Fiscal Targets and Revenue Concerns
The Budget sets a fiscal deficit target of 4.4% of GDP for FY26, relying on ambitious tax revenue growth and asset monetization.
Optimistic revenue projections may not be realistic given the economic challenges and past underperformance of asset monetization.
The ₹11.54 lakh crore market borrowings could crowd out private capital amid weak credit demand.
Successful revenue generation will depend on better tax administration and realistic asset monetization strategies.
Tax Cuts and Economic Impact
Personal income tax revisions offer relief but result in ₹1 lakh crore in foregone revenue.
The tax cuts risk limiting government funds for critical investments in infrastructure and welfare.
Declining household savings and tax-base erosion raise concerns about the long-term sustainability of these cuts.
The cuts may negatively impact the ability to stimulate investment and maintain economic stability.
Manufacturing and Agriculture Challenges
The Budget focuses on boosting manufacturing through PLIs and credit facilities for MSMEs, but core issues like infrastructure and innovation remain unaddressed.
Despite efforts, India's manufacturing sector still lags, contributing only 17% to GDP.
Agricultural initiatives focus on productivity and climate resilience but fail to tackle market inefficiencies and price volatility.
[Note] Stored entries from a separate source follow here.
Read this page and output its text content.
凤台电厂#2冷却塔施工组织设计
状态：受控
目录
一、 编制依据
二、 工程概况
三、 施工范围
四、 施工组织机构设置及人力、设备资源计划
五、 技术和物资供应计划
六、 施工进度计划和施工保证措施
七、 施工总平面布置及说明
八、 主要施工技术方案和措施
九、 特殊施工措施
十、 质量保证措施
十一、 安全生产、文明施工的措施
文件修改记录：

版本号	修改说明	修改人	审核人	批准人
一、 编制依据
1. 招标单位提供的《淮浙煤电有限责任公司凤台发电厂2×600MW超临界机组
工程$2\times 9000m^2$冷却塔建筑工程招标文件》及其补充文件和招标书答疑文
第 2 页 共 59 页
There is insufficient support for agricultural exports, a missed opportunity for growth in the sector.
External Sector and Climate Action
Export support measures like Bharat Trade Net (BTN) and credit facilities for MSMEs lack the scale to address trade deficits effectively.
Services exports continue to grow, but there is limited effort to diversify and strengthen other sectors.
The Budget shows intent for climate action but lacks transformative investments in energy storage and industrial decarbonization.
Supply-chain resilience measures, while pragmatic, do not fully address the broader low-carbon transition challenges.